Naturally, since the Mexican-American population has risen so quickly in recent decades, much of the book focuses on the last fifty years. Foley frames this as the “Decade of the Hispanic” in the 1980s giving away to what he calls “Fortress America” of the 1990s and into the 21st century. He comes across as a bit more pessimistic about the present than I am, but then again he makes a pretty good case. He follows the political arguments around immigration in the 1980s and how that shifted toward the more partisan politics of the present, including the labor movement turning from its traditional anti-immigration stance to a strongly pro-immigrant movement. But the 1986 amnesty and rapid growth of Mexican migration led to the 1990s backlash personified by Proposition 187 in California, which placed the issue front and center in the national debate and destroyed the Republican Party in California, as well as the militarization of the border, construction of the border wall, and all the other attempts to keep Mexicans out, which ended up just driving many of them to their deaths crossing the Sonoran Desert in Arizona.
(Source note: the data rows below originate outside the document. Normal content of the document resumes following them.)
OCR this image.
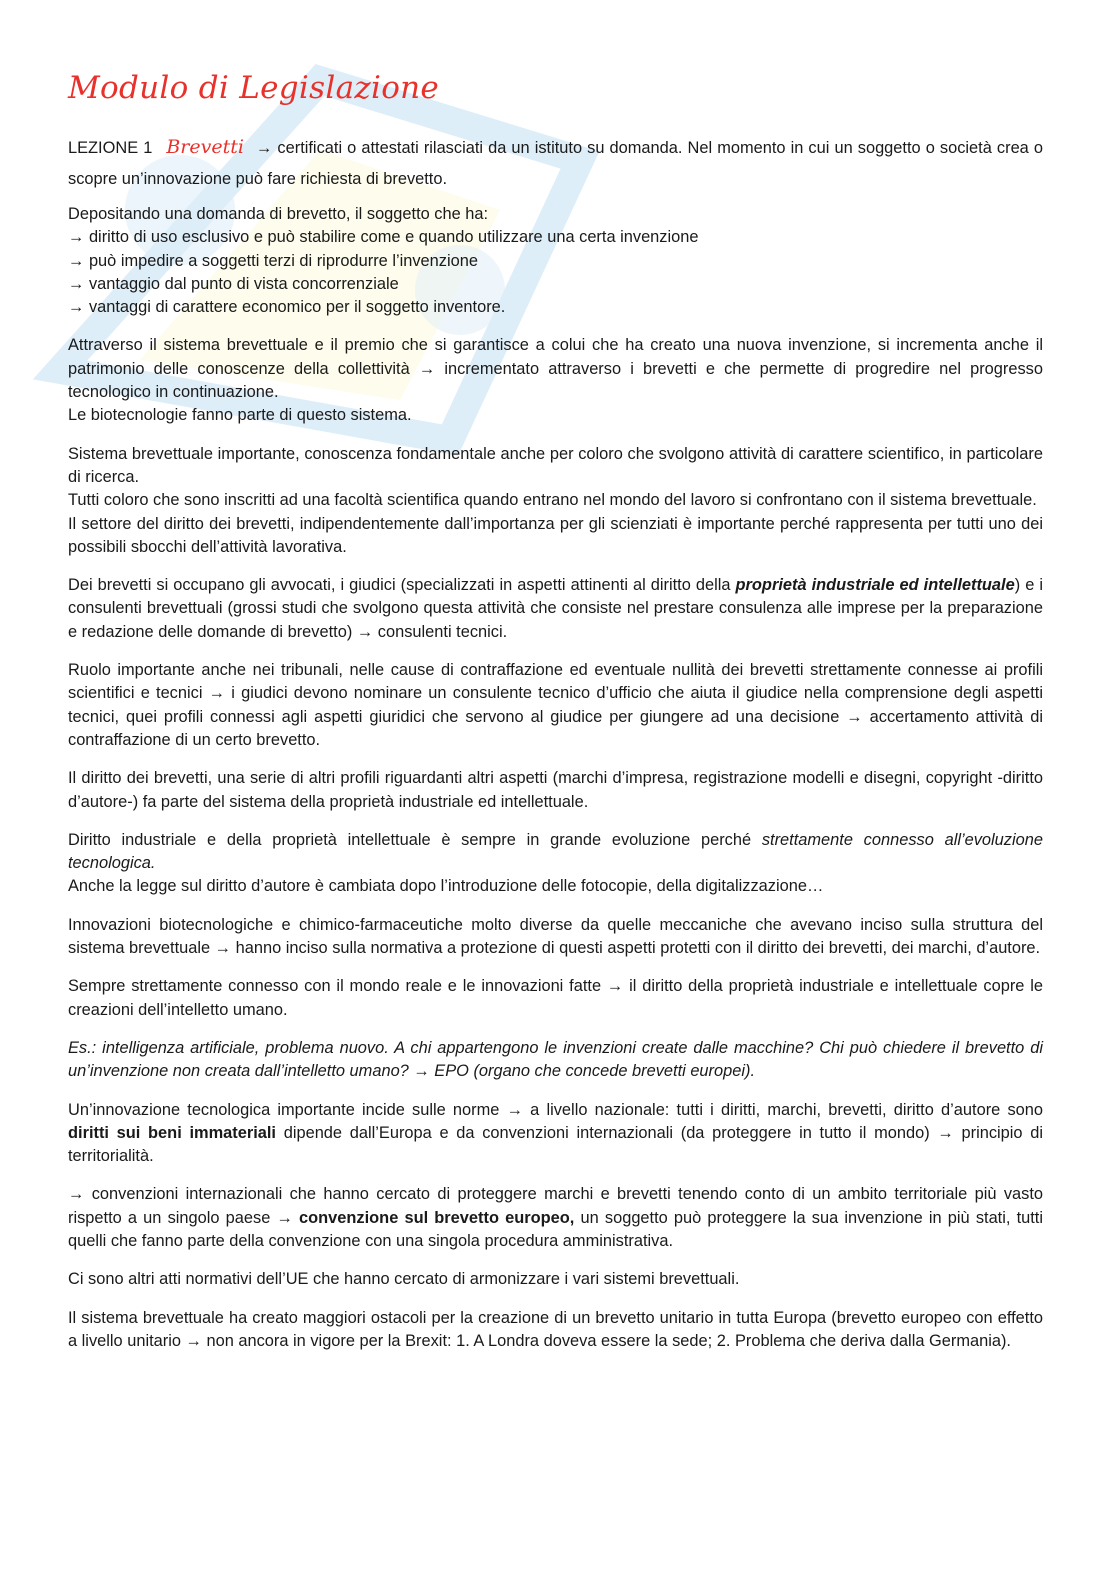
Modulo di Legislazione

LEZIONE 1 Brevetti → certificati o attestati rilasciati da un istituto su domanda. Nel momento in cui un soggetto o società crea o scopre un’innovazione può fare richiesta di brevetto.

Depositando una domanda di brevetto, il soggetto che ha:
→ diritto di uso esclusivo e può stabilire come e quando utilizzare una certa invenzione
→ può impedire a soggetti terzi di riprodurre l’invenzione
→ vantaggio dal punto di vista concorrenziale
→ vantaggi di carattere economico per il soggetto inventore.

Attraverso il sistema brevettuale e il premio che si garantisce a colui che ha creato una nuova invenzione, si incrementa anche il patrimonio delle conoscenze della collettività → incrementato attraverso i brevetti e che permette di progredire nel progresso tecnologico in continuazione.
Le biotecnologie fanno parte di questo sistema.

Sistema brevettuale importante, conoscenza fondamentale anche per coloro che svolgono attività di carattere scientifico, in particolare di ricerca.
Tutti coloro che sono inscritti ad una facoltà scientifica quando entrano nel mondo del lavoro si confrontano con il sistema brevettuale.
Il settore del diritto dei brevetti, indipendentemente dall’importanza per gli scienziati è importante perché rappresenta per tutti uno dei possibili sbocchi dell’attività lavorativa.

Dei brevetti si occupano gli avvocati, i giudici (specializzati in aspetti attinenti al diritto della proprietà industriale ed intellettuale) e i consulenti brevettuali (grossi studi che svolgono questa attività che consiste nel prestare consulenza alle imprese per la preparazione e redazione delle domande di brevetto) → consulenti tecnici.

Ruolo importante anche nei tribunali, nelle cause di contraffazione ed eventuale nullità dei brevetti strettamente connesse ai profili scientifici e tecnici → i giudici devono nominare un consulente tecnico d’ufficio che aiuta il giudice nella comprensione degli aspetti tecnici, quei profili connessi agli aspetti giuridici che servono al giudice per giungere ad una decisione → accertamento attività di contraffazione di un certo brevetto.

Il diritto dei brevetti, una serie di altri profili riguardanti altri aspetti (marchi d’impresa, registrazione modelli e disegni, copyright -diritto d’autore-) fa parte del sistema della proprietà industriale ed intellettuale.

Diritto industriale e della proprietà intellettuale è sempre in grande evoluzione perché strettamente connesso all’evoluzione tecnologica.
Anche la legge sul diritto d’autore è cambiata dopo l’introduzione delle fotocopie, della digitalizzazione…

Innovazioni biotecnologiche e chimico-farmaceutiche molto diverse da quelle meccaniche che avevano inciso sulla struttura del sistema brevettuale → hanno inciso sulla normativa a protezione di questi aspetti protetti con il diritto dei brevetti, dei marchi, d’autore.

Sempre strettamente connesso con il mondo reale e le innovazioni fatte → il diritto della proprietà industriale e intellettuale copre le creazioni dell’intelletto umano.

Es.: intelligenza artificiale, problema nuovo. A chi appartengono le invenzioni create dalle macchine? Chi può chiedere il brevetto di un’invenzione non creata dall’intelletto umano? → EPO (organo che concede brevetti europei).

Un’innovazione tecnologica importante incide sulle norme → a livello nazionale: tutti i diritti, marchi, brevetti, diritto d’autore sono diritti sui beni immateriali dipende dall’Europa e da convenzioni internazionali (da proteggere in tutto il mondo) → principio di territorialità.

→ convenzioni internazionali che hanno cercato di proteggere marchi e brevetti tenendo conto di un ambito territoriale più vasto rispetto a un singolo paese → convenzione sul brevetto europeo, un soggetto può proteggere la sua invenzione in più stati, tutti quelli che fanno parte della convenzione con una singola procedura amministrativa.

Ci sono altri atti normativi dell’UE che hanno cercato di armonizzare i vari sistemi brevettuali.

Il sistema brevettuale ha creato maggiori ostacoli per la creazione di un brevetto unitario in tutta Europa (brevetto europeo con effetto a livello unitario → non ancora in vigore per la Brexit: 1. A Londra doveva essere la sede; 2. Problema che deriva dalla Germania).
Not knowing too much about the 1986 Immigration Reform and Control Act, which granted amnesty to those in the country undocumented, I was interested to understand why Reagan bucked his conservative allies to push this, which was about his close ties to the California agricultural interests who had always demanded cheap and disposable labor of color, as well as his desire to build a free trade zone that eventually became NAFTA.

Certainly in the present, with Donald Trump leading a national freakout about “anchor babies” and the future of the white race “the nation,” it’s hard to feel confident. Most of my confidence comes from demographic changes and the age of the xenophobes, along with what happened in California when a growing Mexican-American reacted to racist white politics by making the Republican Party toxic and moving the state significantly to the left. But demographics are no guarantee of the future and with a potential rise in violence against Mexican-Americans in the short-term, along with no solution in sight to our broken immigration system that deports good hard-working people who want to be Americans, it’s a bit hard to retain much optimism. Either way, Mexicans aren’t going anywhere. They are now a permanent part of the American landscape and centering their experiences in American history is going to become more central in understanding this nation, as well as Mexico.

This is a good book that you should read if you are at all interested in integrating the history of Mexicans into the broader national debate. Readable and recommended.